- Derasar Location in Rajasthan, India Derasar Derasar (India)
- Coordinates: 25°47′59″N 71°09′53″E﻿ / ﻿25.79972°N 71.16472°E
- Country: India
- State: Rajasthan
- Division: Jodhpur division
- District: Barmer
- Tehsil: Ramsar

Population
- • Total: c. 600

Language
- • Official: Hindi
- Time zone: UTC+5:30 (IST)

= Derasar, Rajasthan =

Derasar is a village in the Barmer district of Rajasthan, near the border of India and Pakistan. Derasar lies within the Thar Desert, which influences the lives of the residents; taankas are used to collect water and husbands have two wives, one of whom devotes herself to collecting water from a nearby water source five kilometres away from the village. The culture of Derasar reflects that of the region of Rajputana within the Indian subcontinent, such as the wearing of the angarkha.

== Demographics and geography ==
The population of Derasar consists about 600 persons, including 70 Muslim families.

Derasar lies within the arid Thar Desert and for eleven months of the year, water is scarce. As such, rainwater is collected in taankas which "have a catchment area to collect rainwater which is then stored underground". The nearest water source to the village is five kilometers away, requiring residents to walk at lengths to retrieve it.
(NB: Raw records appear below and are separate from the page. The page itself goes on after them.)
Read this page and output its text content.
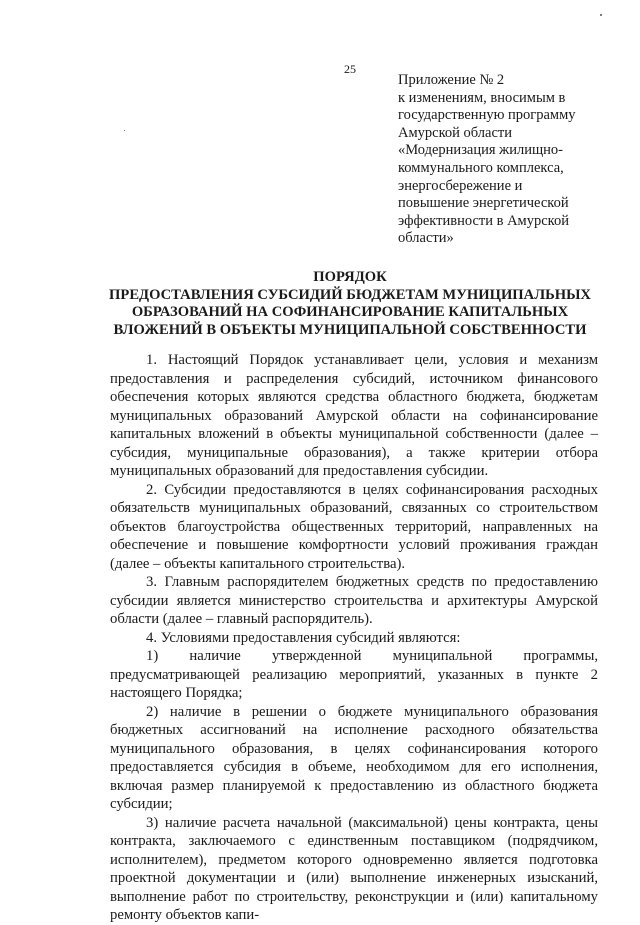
25
Приложение № 2
к изменениям, вносимым в
государственную программу
Амурской области
«Модернизация жилищно-
коммунального комплекса,
энергосбережение и
повышение энергетической
эффективности в Амурской
области»
ПОРЯДОК
ПРЕДОСТАВЛЕНИЯ СУБСИДИЙ БЮДЖЕТАМ МУНИЦИПАЛЬНЫХ
ОБРАЗОВАНИЙ НА СОФИНАНСИРОВАНИЕ КАПИТАЛЬНЫХ
ВЛОЖЕНИЙ В ОБЪЕКТЫ МУНИЦИПАЛЬНОЙ СОБСТВЕННОСТИ

1. Настоящий Порядок устанавливает цели, условия и механизм предоставления и распределения субсидий, источником финансового обеспечения которых являются средства областного бюджета, бюджетам муниципальных образований Амурской области на софинансирование капитальных вложений в объекты муниципальной собственности (далее – субсидия, муниципальные образования), а также критерии отбора муниципальных образований для предоставления субсидии.

2. Субсидии предоставляются в целях софинансирования расходных обязательств муниципальных образований, связанных со строительством объектов благоустройства общественных территорий, направленных на обеспечение и повышение комфортности условий проживания граждан (далее – объекты капитального строительства).

3. Главным распорядителем бюджетных средств по предоставлению субсидии является министерство строительства и архитектуры Амурской области (далее – главный распорядитель).

4. Условиями предоставления субсидий являются:

1) наличие утвержденной муниципальной программы, предусматривающей реализацию мероприятий, указанных в пункте 2 настоящего Порядка;

2) наличие в решении о бюджете муниципального образования бюджетных ассигнований на исполнение расходного обязательства муниципального образования, в целях софинансирования которого предоставляется субсидия в объеме, необходимом для его исполнения, включая размер планируемой к предоставлению из областного бюджета субсидии;

3) наличие расчета начальной (максимальной) цены контракта, цены контракта, заключаемого с единственным поставщиком (подрядчиком, исполнителем), предметом которого одновременно является подготовка проектной документации и (или) выполнение инженерных изысканий, выполнение работ по строительству, реконструкции и (или) капитальному ремонту объектов капи-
In recent times, men have had to find work in larger cities leaving the women to tend to the crops. The International Crops Research Institute for the Semi-Arid Tropics has provided fruit trees to Derasar, in addition to knowledge on which crops would be successful in the dry region. Crops that are grown in Derasar include "pearl millet, cluster bean, green gram, moth bean, sesame and watermelons".

Derasar has communal grazing pastures that provide nutrition for the residents' livestock.

== Culture ==
The culture of Derasar is centered around the historic customs of the South Asian region of Rajputana. Men wear a tradition Indian garment known as an angarkha, along with scarves and jewellery.

With respect to marriage customs, teenagers do not date but have their marriages arranged or alternatively, choose celibacy.

Unique to the culture of Derasar is the practice of polygamy, in which it is normative for men to have two wives. The husband's first child is usually from the first wife, with the second wife bearing a child later. The reason for this custom is said to be practical: with the nearest water source being five kilometres away, the first wife is tasked with fetching water as Derasar locals believe that it would be quite difficult for a pregnant woman to accomplish this.